Rivian is switching to lithium iron phosphate (LFP) battery cells for its standard vehicles, foregoing the use of nickel and cobalt and following in Tesla’s footsteps, according to CNBC.
Beyond eliminating the reliance on costly and controversial nickel and cobalt, LFP batteries also feature more stability, despite a drop in total energy density.
Rivian will also switch to high-nickel chemistry batteries for its long-range variants, due to their higher energy densities and subsequent driving ranges.
Panasonic Developing Cobalt-Free Battery for Tesla https://t.co/ZVaZfLqKtF
— TeslaNorth.com (@RealTeslaNorth) January 13, 2021
The initial battery cells will be sourced through a supplier, though Rivian Founder and CEO RJ Scaringe said the automaker was “also developing in-house battery chemistries and battery production capabilities.”
Rivian’s move away from cobalt is straight out of Tesla’s playbook, as the automaker launched a new entry-level Model 3 with updated LFP battery technology last August, that has since also made it into the Model Y.
Cobalt mining has been associated with human rights and child labor violations, largely based in mines in the Democratic Republic of Congo.

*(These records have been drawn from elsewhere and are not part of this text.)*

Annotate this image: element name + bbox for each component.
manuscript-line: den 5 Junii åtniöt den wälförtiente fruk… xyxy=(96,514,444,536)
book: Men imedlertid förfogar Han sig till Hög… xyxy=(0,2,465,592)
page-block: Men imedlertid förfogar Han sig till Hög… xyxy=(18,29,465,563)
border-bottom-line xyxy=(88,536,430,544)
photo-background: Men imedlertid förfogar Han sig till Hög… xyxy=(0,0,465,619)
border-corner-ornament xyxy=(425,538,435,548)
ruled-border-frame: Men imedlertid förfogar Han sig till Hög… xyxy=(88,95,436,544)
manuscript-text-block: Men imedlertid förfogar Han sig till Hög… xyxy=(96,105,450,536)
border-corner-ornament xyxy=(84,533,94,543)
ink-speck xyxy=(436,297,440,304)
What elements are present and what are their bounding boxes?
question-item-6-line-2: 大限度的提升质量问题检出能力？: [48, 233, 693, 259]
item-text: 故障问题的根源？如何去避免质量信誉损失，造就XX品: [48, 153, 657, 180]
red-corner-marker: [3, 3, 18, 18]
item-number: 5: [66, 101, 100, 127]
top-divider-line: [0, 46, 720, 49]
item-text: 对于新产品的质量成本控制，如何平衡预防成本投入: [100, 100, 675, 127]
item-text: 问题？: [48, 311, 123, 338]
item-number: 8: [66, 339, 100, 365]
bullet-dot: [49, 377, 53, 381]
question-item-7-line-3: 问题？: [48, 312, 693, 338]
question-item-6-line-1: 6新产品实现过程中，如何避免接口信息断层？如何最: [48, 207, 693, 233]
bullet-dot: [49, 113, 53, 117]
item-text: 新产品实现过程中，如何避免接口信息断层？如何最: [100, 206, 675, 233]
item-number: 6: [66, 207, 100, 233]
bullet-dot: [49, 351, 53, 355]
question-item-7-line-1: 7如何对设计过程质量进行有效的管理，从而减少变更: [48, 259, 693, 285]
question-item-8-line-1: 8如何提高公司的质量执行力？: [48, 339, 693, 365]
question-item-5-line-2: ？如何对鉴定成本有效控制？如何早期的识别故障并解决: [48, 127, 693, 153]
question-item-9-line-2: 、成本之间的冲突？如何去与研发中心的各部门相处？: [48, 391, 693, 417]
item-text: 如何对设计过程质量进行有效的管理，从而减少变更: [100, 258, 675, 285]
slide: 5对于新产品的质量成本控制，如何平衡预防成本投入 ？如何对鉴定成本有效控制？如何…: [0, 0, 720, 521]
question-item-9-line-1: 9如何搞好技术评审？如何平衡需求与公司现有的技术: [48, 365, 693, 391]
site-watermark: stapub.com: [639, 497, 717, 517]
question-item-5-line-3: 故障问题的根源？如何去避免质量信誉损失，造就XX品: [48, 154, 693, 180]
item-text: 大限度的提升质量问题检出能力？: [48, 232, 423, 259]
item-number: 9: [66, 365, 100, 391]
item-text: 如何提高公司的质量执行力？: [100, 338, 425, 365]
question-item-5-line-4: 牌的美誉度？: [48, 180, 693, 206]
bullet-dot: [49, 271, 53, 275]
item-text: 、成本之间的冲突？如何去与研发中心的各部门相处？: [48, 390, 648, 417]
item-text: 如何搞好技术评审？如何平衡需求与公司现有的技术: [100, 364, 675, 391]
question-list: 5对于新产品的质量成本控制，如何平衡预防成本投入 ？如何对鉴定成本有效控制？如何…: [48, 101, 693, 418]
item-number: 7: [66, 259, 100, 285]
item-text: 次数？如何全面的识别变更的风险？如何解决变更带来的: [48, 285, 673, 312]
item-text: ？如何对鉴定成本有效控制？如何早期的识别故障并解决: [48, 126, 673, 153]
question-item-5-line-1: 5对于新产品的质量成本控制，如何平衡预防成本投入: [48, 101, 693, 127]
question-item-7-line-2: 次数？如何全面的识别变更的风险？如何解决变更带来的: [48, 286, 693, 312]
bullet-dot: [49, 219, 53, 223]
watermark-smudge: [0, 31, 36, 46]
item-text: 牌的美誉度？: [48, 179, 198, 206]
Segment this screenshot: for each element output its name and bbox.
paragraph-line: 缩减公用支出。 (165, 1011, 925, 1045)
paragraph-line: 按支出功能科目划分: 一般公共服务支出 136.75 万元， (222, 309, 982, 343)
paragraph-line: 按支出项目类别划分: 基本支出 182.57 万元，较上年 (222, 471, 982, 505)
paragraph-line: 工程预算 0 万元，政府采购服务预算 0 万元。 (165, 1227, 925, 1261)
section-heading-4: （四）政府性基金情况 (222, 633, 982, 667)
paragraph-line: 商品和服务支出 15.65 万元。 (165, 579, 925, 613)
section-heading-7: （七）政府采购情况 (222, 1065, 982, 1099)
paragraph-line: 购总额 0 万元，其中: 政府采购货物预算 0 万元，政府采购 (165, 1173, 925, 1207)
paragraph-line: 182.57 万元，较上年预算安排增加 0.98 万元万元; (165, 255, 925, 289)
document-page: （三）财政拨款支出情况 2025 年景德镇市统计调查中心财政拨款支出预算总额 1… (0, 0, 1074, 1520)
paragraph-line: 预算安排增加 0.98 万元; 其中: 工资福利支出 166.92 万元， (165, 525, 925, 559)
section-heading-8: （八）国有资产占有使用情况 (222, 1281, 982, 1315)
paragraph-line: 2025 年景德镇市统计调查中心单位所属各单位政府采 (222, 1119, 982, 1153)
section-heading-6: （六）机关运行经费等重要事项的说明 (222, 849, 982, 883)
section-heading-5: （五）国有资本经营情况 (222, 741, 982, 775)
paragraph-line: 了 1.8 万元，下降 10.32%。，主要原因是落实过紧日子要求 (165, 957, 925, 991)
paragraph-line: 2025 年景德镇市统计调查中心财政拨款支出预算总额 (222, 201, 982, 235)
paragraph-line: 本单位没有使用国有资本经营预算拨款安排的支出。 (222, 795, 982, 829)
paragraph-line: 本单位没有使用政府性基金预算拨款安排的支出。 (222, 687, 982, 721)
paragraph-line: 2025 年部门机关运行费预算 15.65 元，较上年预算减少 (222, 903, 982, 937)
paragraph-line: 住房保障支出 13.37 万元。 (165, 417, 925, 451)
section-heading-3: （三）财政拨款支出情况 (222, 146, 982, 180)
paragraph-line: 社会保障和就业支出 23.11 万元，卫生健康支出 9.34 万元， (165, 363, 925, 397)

Still, 95 percent of LFP cathode material is based in China, which has also been criticized for forced labor practices against ethnic Uyghur Muslims in the Xinjiang region.
Rivian’s Q4 2021 was not pretty, as the automaker posted a $2.4 billion operating loss for the quarter, while tampered 2022 production guidance to 25,000 vehicles, as it struggles with supply chain and operation woes.